I attempted several times to leave down the book and pick up later where I left off, but found I had to backtrack nearly to the beginning of a chapter to gain any sense of chronology. Fear and Loathing is certainly meant to be read in as few and as long as possible sittings.

It’s difficult to rate the novel according to any ‘normal’ rubric, as the saying goes ‘art is subjective’. In this case, heavily subjective. Even describing the book as a novel does it a disservice, it’s more of a travelogue, albeit heavily bastardised within the genre. It’s a good book, the psychotic storytelling leaves a sense of satisfaction when eventually everything works out. Taking the events as just part of it, there’s no big buildup to any massive climax, it’s just a story, the surreal constantly surfacing as no big deal, a recollection of what happened, through the lens of a plethora of chemicals.

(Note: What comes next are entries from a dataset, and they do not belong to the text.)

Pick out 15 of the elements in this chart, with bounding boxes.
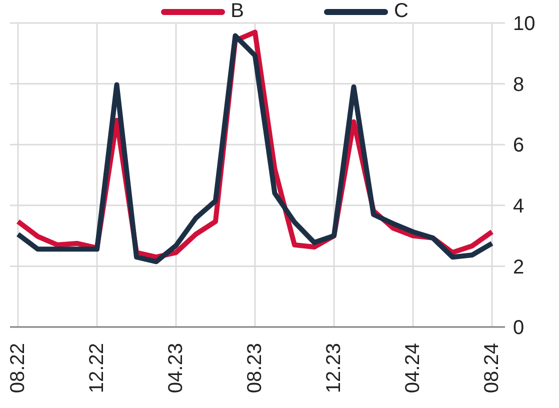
x-tick-label: 08.23 bbox=[244, 343, 266, 394]
legend-label: C bbox=[394, 0, 408, 23]
x-tick-label: 12.23 bbox=[323, 343, 345, 394]
y-tick-label: 6 bbox=[513, 134, 524, 157]
legend-label: B bbox=[230, 0, 244, 23]
x-tick-label: 08.24 bbox=[481, 343, 503, 394]
y-tick-label: 4 bbox=[513, 196, 524, 218]
x-tick-label: 04.24 bbox=[402, 343, 424, 394]
x-tick-label: 04.23 bbox=[165, 343, 187, 394]
y-tick-label: 2 bbox=[513, 256, 524, 278]
y-tick-label: 8 bbox=[513, 74, 524, 96]
x-tick-label: 12.22 bbox=[86, 343, 108, 394]
y-tick-label: 0 bbox=[513, 317, 524, 340]
x-tick-label: 08.22 bbox=[7, 343, 29, 394]
y-tick-label: 10 bbox=[513, 13, 536, 36]
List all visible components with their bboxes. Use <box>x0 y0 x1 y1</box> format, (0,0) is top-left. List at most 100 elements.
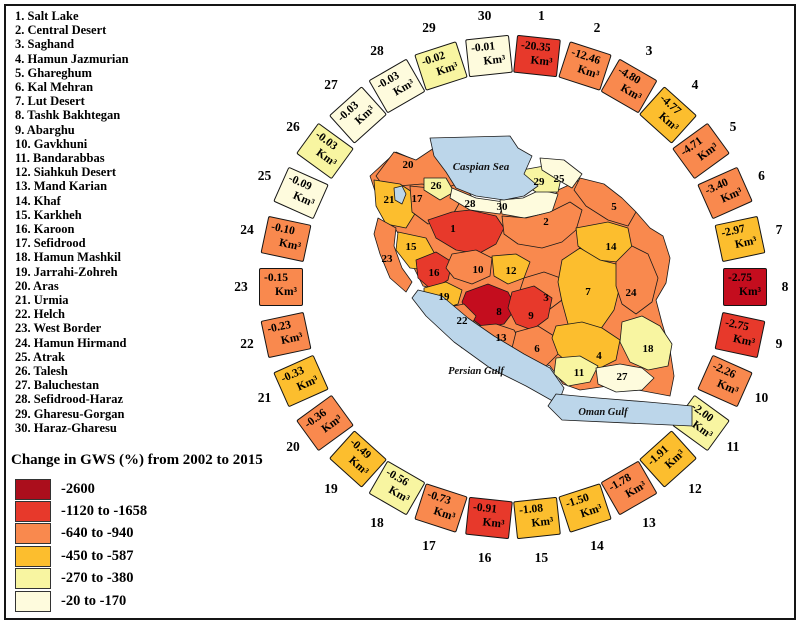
basin-list-item-8: 8. Tashk Bakhtegan <box>15 108 121 123</box>
legend-row-cream: -20 to -170 <box>11 590 263 612</box>
map-region-number-27: 27 <box>617 371 629 383</box>
ring-unit: Km³ <box>530 54 554 69</box>
map-region-number-11: 11 <box>574 367 584 379</box>
oman-gulf <box>547 393 693 427</box>
legend-swatch-red <box>15 501 51 523</box>
ring-unit: Km³ <box>739 285 761 298</box>
legend-rows: -2600 -1120 to -1658 -640 to -940 -450 to -… <box>11 478 263 612</box>
ring-number-label-27: 27 <box>324 76 338 92</box>
legend-swatch-amber <box>15 545 51 567</box>
map-region-5 <box>573 177 637 227</box>
basin-list-item-1: 1. Salt Lake <box>15 9 79 23</box>
ring-value-box-14: -1.50 Km³ <box>557 482 612 533</box>
basin-list-item-11: 11. Bandarabbas <box>15 151 105 166</box>
map-region-number-16: 16 <box>429 267 441 279</box>
ring-number-label-19: 19 <box>324 481 338 497</box>
map-region-number-26: 26 <box>431 180 443 192</box>
map-region-number-2: 2 <box>543 216 549 228</box>
legend-title: Change in GWS (%) from 2002 to 2015 <box>11 452 263 468</box>
basin-list-item-7: 7. Lut Desert <box>15 94 85 109</box>
map-region-18 <box>619 315 673 371</box>
legend-label: -270 to -380 <box>61 570 134 587</box>
map-region-number-18: 18 <box>643 343 655 355</box>
ring-number-label-8: 8 <box>781 279 789 294</box>
map-region-number-21: 21 <box>384 194 395 206</box>
map-region-number-7: 7 <box>585 286 591 298</box>
map-region-16 <box>415 251 453 291</box>
map-region-10 <box>445 249 493 285</box>
caspian-sea-label: Caspian Sea <box>453 161 510 173</box>
map-region-26 <box>423 177 455 201</box>
ring-value-box-15: -1.08 Km³ <box>513 496 562 539</box>
ring-number-label-26: 26 <box>286 119 300 135</box>
map-region-number-6: 6 <box>534 343 540 355</box>
basin-list-item-21: 21. Urmia <box>15 293 69 308</box>
ring-number-label-7: 7 <box>775 222 783 238</box>
basin-list-item-30: 30. Haraz-Gharesu <box>15 420 117 435</box>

When looking at the way it offers a scathing evaluation of the new ‘woke’ generation that emerged in the form of the sixties, to where they are in the the book, the discomfort the reader feels as Thompson demolishes that idyllic lifestyle and holds up a mirror to their drugged up husks, we see the true context; an upsetting humility. And that is executed well.

I wouldn’t recommend reading Fear and Loathing as just a story, you’d be disappointed by a traditional maxim of evaluation, again there’s no major twists or turns, nor a deeply complex plot, it’s just a recollection sprinkled with anecdotes and musings of ‘where next?’ for the love generation. In short, it’s about a trip, in the narcotics sense, and the physical journey too. It could also be about two professionals taking an unearthly amount of drugs. That’s the thing though, you can take what you want from it, it’s your call.

 “Our energy would simply prevail. We had all the momentum; we were riding the crest of a high and beautiful wave.”